New Bounds for the Flock-of-Birds Problem

TL;DR

This paper develops more efficient population protocols for threshold predicates, reducing the number of states needed and establishing tighter bounds, advancing the understanding of succinctness in population protocols.

Contribution

It introduces a new population protocol with fewer states for threshold predicates and tightens the bounds on the minimal states required, improving previous results.

Findings

New protocol with log2(d) + min{e,z} + O(1) states

Improved upper bound over previous work

Tighter lower bound of log2(d) states

Abstract

In this paper, we continue a line of work on obtaining succinct population protocols for Presburger-definable predicates.
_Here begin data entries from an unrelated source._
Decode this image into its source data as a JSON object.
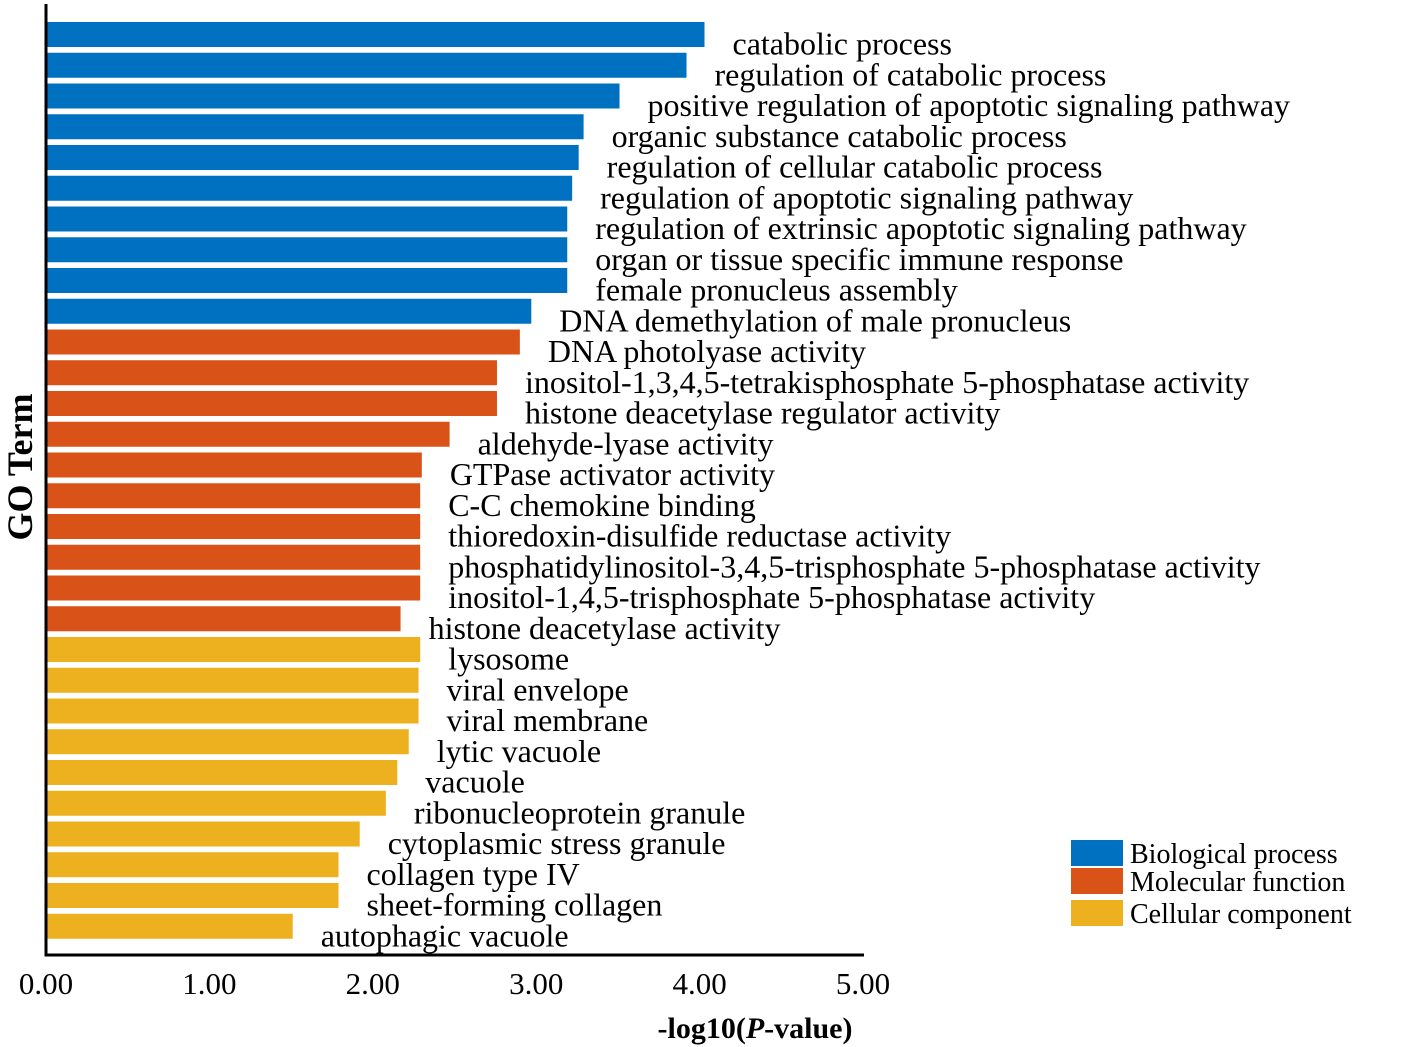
{
  "chart_data": {
    "type": "bar",
    "orientation": "horizontal",
    "xlabel_prefix": "-log10(",
    "xlabel_italic": "P",
    "xlabel_suffix": "-value)",
    "ylabel": "GO Term",
    "xlim": [
      0,
      5
    ],
    "xticks": [
      "0.00",
      "1.00",
      "2.00",
      "3.00",
      "4.00",
      "5.00"
    ],
    "legend_position": "bottom-right",
    "groups": [
      {
        "name": "Biological process",
        "color": "#0070C0"
      },
      {
        "name": "Molecular function",
        "color": "#D95319"
      },
      {
        "name": "Cellular component",
        "color": "#EDB120"
      }
    ],
    "bars": [
      {
        "term": "catabolic process",
        "value": 4.03,
        "group": 0
      },
      {
        "term": "regulation of catabolic process",
        "value": 3.92,
        "group": 0
      },
      {
        "term": "positive regulation of apoptotic signaling pathway",
        "value": 3.51,
        "group": 0
      },
      {
        "term": "organic substance catabolic process",
        "value": 3.29,
        "group": 0
      },
      {
        "term": "regulation of cellular catabolic process",
        "value": 3.26,
        "group": 0
      },
      {
        "term": "regulation of apoptotic signaling pathway",
        "value": 3.22,
        "group": 0
      },
      {
        "term": "regulation of extrinsic apoptotic signaling pathway",
        "value": 3.19,
        "group": 0
      },
      {
        "term": "organ or tissue specific immune response",
        "value": 3.19,
        "group": 0
      },
      {
        "term": "female pronucleus assembly",
        "value": 3.19,
        "group": 0
      },
      {
        "term": "DNA demethylation of male pronucleus",
        "value": 2.97,
        "group": 0
      },
      {
        "term": "DNA photolyase activity",
        "value": 2.9,
        "group": 1
      },
      {
        "term": "inositol-1,3,4,5-tetrakisphosphate 5-phosphatase activity",
        "value": 2.76,
        "group": 1
      },
      {
        "term": "histone deacetylase regulator activity",
        "value": 2.76,
        "group": 1
      },
      {
        "term": "aldehyde-lyase activity",
        "value": 2.47,
        "group": 1
      },
      {
        "term": "GTPase activator activity",
        "value": 2.3,
        "group": 1
      },
      {
        "term": "C-C chemokine binding",
        "value": 2.29,
        "group": 1
      },
      {
        "term": "thioredoxin-disulfide reductase activity",
        "value": 2.29,
        "group": 1
      },
      {
        "term": "phosphatidylinositol-3,4,5-trisphosphate 5-phosphatase activity",
        "value": 2.29,
        "group": 1
      },
      {
        "term": "inositol-1,4,5-trisphosphate 5-phosphatase activity",
        "value": 2.29,
        "group": 1
      },
      {
        "term": "histone deacetylase activity",
        "value": 2.17,
        "group": 1
      },
      {
        "term": "lysosome",
        "value": 2.29,
        "group": 2
      },
      {
        "term": "viral envelope",
        "value": 2.28,
        "group": 2
      },
      {
        "term": "viral membrane",
        "value": 2.28,
        "group": 2
      },
      {
        "term": "lytic vacuole",
        "value": 2.22,
        "group": 2
      },
      {
        "term": "vacuole",
        "value": 2.15,
        "group": 2
      },
      {
        "term": "ribonucleoprotein granule",
        "value": 2.08,
        "group": 2
      },
      {
        "term": "cytoplasmic stress granule",
        "value": 1.92,
        "group": 2
      },
      {
        "term": "collagen type IV",
        "value": 1.79,
        "group": 2
      },
      {
        "term": "sheet-forming collagen",
        "value": 1.79,
        "group": 2
      },
      {
        "term": "autophagic vacuole",
        "value": 1.51,
        "group": 2
      }
    ]
  }
}
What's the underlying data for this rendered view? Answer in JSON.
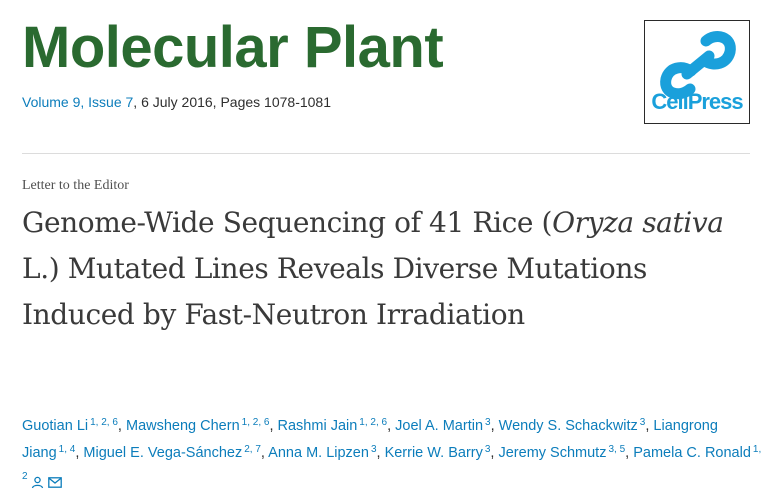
{
  "journal": {
    "title": "Molecular Plant",
    "volume_issue_link": "Volume 9, Issue 7",
    "date_pages": ", 6 July 2016, Pages 1078-1081"
  },
  "publisher": {
    "logo_text": "CellPress"
  },
  "article": {
    "type": "Letter to the Editor",
    "title_part1": "Genome-Wide Sequencing of 41 Rice (",
    "title_italic1": "Oryza sativa",
    "title_part2": " L.) Mutated Lines Reveals Diverse Mutations Induced by Fast-Neutron Irradiation"
  },
  "authors": [
    {
      "name": "Guotian Li",
      "affiliations": "1, 2, 6"
    },
    {
      "name": "Mawsheng Chern",
      "affiliations": "1, 2, 6"
    },
    {
      "name": "Rashmi Jain",
      "affiliations": "1, 2, 6"
    },
    {
      "name": "Joel A. Martin",
      "affiliations": "3"
    },
    {
      "name": "Wendy S. Schackwitz",
      "affiliations": "3"
    },
    {
      "name": "Liangrong Jiang",
      "affiliations": "1, 4"
    },
    {
      "name": "Miguel E. Vega-Sánchez",
      "affiliations": "2, 7"
    },
    {
      "name": "Anna M. Lipzen",
      "affiliations": "3"
    },
    {
      "name": "Kerrie W. Barry",
      "affiliations": "3"
    },
    {
      "name": "Jeremy Schmutz",
      "affiliations": "3, 5"
    },
    {
      "name": "Pamela C. Ronald",
      "affiliations": "1, 2"
    }
  ],
  "separator": ", ",
  "icons": {
    "person": "person-icon",
    "email": "envelope-icon"
  },
  "colors": {
    "journal_green": "#2a6a30",
    "link_blue": "#0c7dbb",
    "cellpress_blue": "#1aa0db"
  }
}
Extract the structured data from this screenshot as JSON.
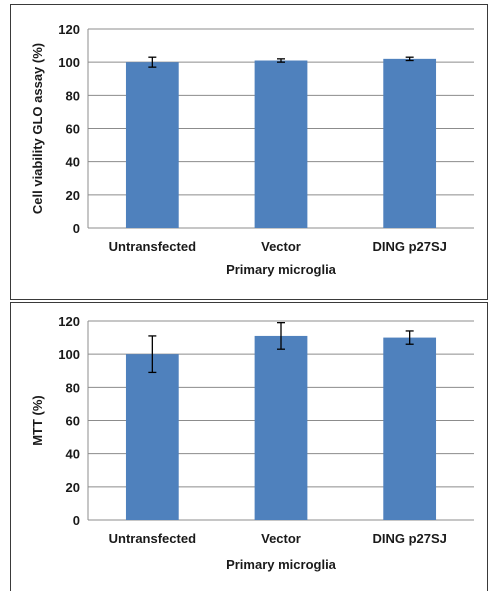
{
  "chart_data": [
    {
      "type": "bar",
      "categories": [
        "Untransfected",
        "Vector",
        "DING p27SJ"
      ],
      "values": [
        100,
        101,
        102
      ],
      "error": [
        3,
        1,
        1
      ],
      "xlabel": "Primary microglia",
      "ylabel": "Cell viability GLO assay (%)",
      "ylim": [
        0,
        120
      ],
      "yticks": [
        0,
        20,
        40,
        60,
        80,
        100,
        120
      ],
      "grid": true,
      "bar_color": "#4f81bd"
    },
    {
      "type": "bar",
      "categories": [
        "Untransfected",
        "Vector",
        "DING p27SJ"
      ],
      "values": [
        100,
        111,
        110
      ],
      "error": [
        11,
        8,
        4
      ],
      "xlabel": "Primary microglia",
      "ylabel": "MTT (%)",
      "ylim": [
        0,
        120
      ],
      "yticks": [
        0,
        20,
        40,
        60,
        80,
        100,
        120
      ],
      "grid": true,
      "bar_color": "#4f81bd"
    }
  ]
}
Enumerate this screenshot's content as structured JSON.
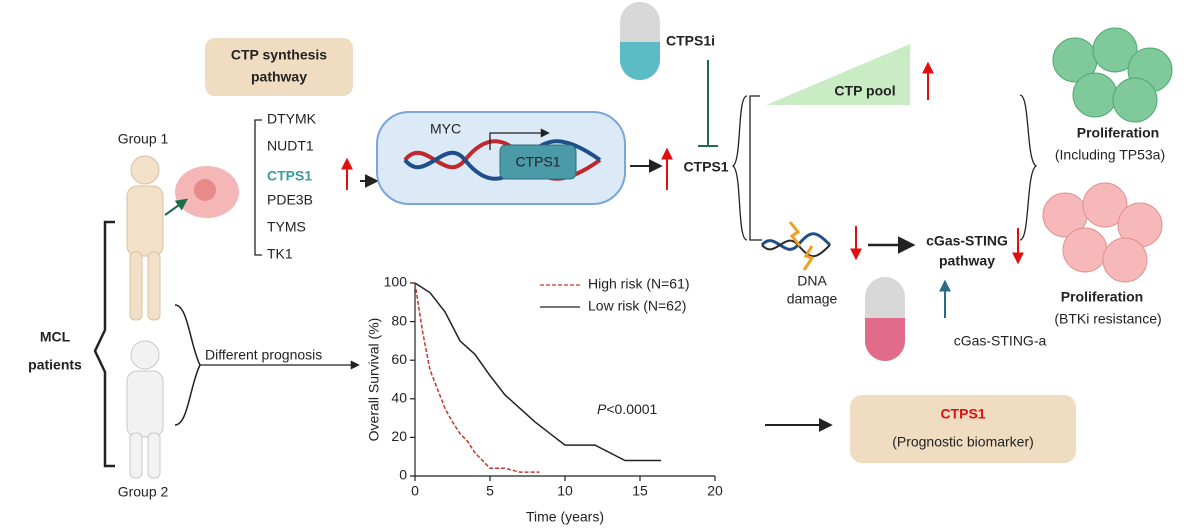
{
  "pathway_box": [
    "CTP synthesis",
    "pathway"
  ],
  "group1": "Group 1",
  "group2": "Group 2",
  "genes": [
    "DTYMK",
    "NUDT1",
    "CTPS1",
    "PDE3B",
    "TYMS",
    "TK1"
  ],
  "cell": {
    "myc": "MYC",
    "gene": "CTPS1"
  },
  "inhibitor": "CTPS1i",
  "target": "CTPS1",
  "ctp_pool": "CTP pool",
  "dna_damage": [
    "DNA",
    "damage"
  ],
  "sting_pathway": [
    "cGas-STING",
    "pathway"
  ],
  "sting_agonist": "cGas-STING-a",
  "outcome1": {
    "title": "Proliferation",
    "note": "(Including TP53a)"
  },
  "outcome2": {
    "title": "Proliferation",
    "note": "(BTKi resistance)"
  },
  "patients": [
    "MCL",
    "patients"
  ],
  "prognosis": "Different prognosis",
  "biomarker": {
    "title": "CTPS1",
    "note": "(Prognostic biomarker)"
  },
  "chart_data": {
    "type": "line",
    "x_label": "Time (years)",
    "y_label": "Overall Survival (%)",
    "annotation": {
      "italic": "P",
      "text": "<0.0001"
    },
    "xlim": [
      0,
      20
    ],
    "xticks": [
      0,
      5,
      10,
      15,
      20
    ],
    "ylim": [
      0,
      100
    ],
    "yticks": [
      0,
      20,
      40,
      60,
      80,
      100
    ],
    "series": [
      {
        "name": "High risk (N=61)",
        "color": "#c0392b",
        "x": [
          0,
          0.5,
          1,
          1.5,
          2,
          2.5,
          3,
          3.5,
          4,
          4.5,
          5,
          6,
          7,
          8.3
        ],
        "values": [
          100,
          75,
          55,
          45,
          35,
          28,
          22,
          18,
          12,
          8,
          4,
          4,
          2,
          2
        ]
      },
      {
        "name": "Low risk (N=62)",
        "color": "#222222",
        "x": [
          0,
          1,
          2,
          3,
          4,
          5,
          6,
          7,
          8,
          9,
          10,
          11,
          12,
          14,
          16.4
        ],
        "values": [
          100,
          95,
          85,
          70,
          63,
          52,
          42,
          35,
          28,
          22,
          16,
          16,
          16,
          8,
          8
        ]
      }
    ]
  }
}
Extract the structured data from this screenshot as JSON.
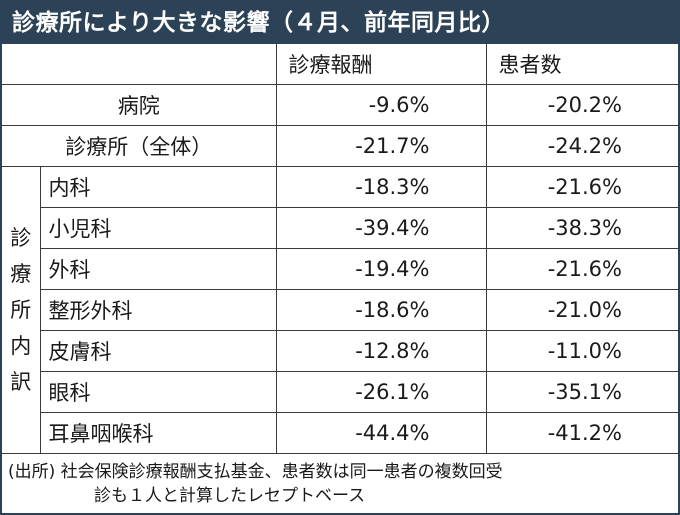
{
  "title": "診療所により大きな影響（４月、前年同月比）",
  "header": {
    "empty": "",
    "col1": "診療報酬",
    "col2": "患者数"
  },
  "rows": [
    {
      "label": "病院",
      "reward": "-9.6%",
      "patients": "-20.2%"
    },
    {
      "label": "診療所（全体）",
      "reward": "-21.7%",
      "patients": "-24.2%"
    }
  ],
  "breakdown": {
    "group_label_chars": [
      "診",
      "療",
      "所",
      "内",
      "訳"
    ],
    "rows": [
      {
        "label": "内科",
        "reward": "-18.3%",
        "patients": "-21.6%"
      },
      {
        "label": "小児科",
        "reward": "-39.4%",
        "patients": "-38.3%"
      },
      {
        "label": "外科",
        "reward": "-19.4%",
        "patients": "-21.6%"
      },
      {
        "label": "整形外科",
        "reward": "-18.6%",
        "patients": "-21.0%"
      },
      {
        "label": "皮膚科",
        "reward": "-12.8%",
        "patients": "-11.0%"
      },
      {
        "label": "眼科",
        "reward": "-26.1%",
        "patients": "-35.1%"
      },
      {
        "label": "耳鼻咽喉科",
        "reward": "-44.4%",
        "patients": "-41.2%"
      }
    ]
  },
  "footnote": {
    "line1": "(出所) 社会保険診療報酬支払基金、患者数は同一患者の複数回受",
    "line2": "診も１人と計算したレセプトベース"
  }
}
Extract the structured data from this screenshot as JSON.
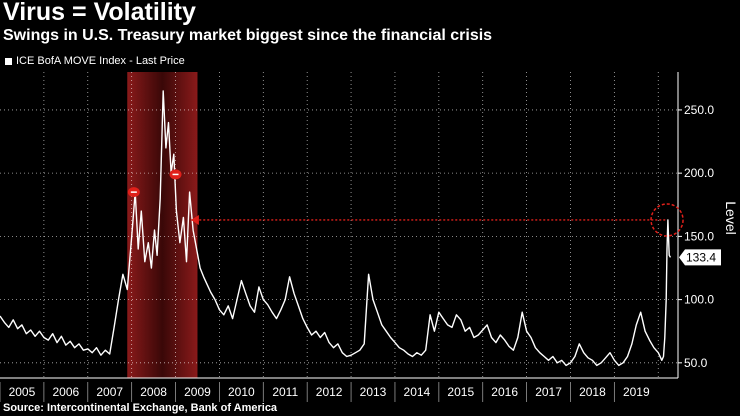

More specifically, we focus on threshold predicates. These are predicates of the form $n\ge d$, where $n$ is a free variable and $d$ is a constant. For every $d$, we establish a 1-aware population protocol for this predicate with $\log_2 d + \min\{e, z\} + O(1)$ states, where $e$ (resp., $z$) is the number of $1$'s (resp., $0$'s) in the binary representation of $d$ (resp., $d - 1$). This improves upon an upper bound $4\log_2 d + O(1)$ due to Blondin et al. We also show that any 1-aware protocol for our problem must have at least $\log_2(d)$ states. This improves upon a lower bound $\log_3 d$ due to Blondin et al.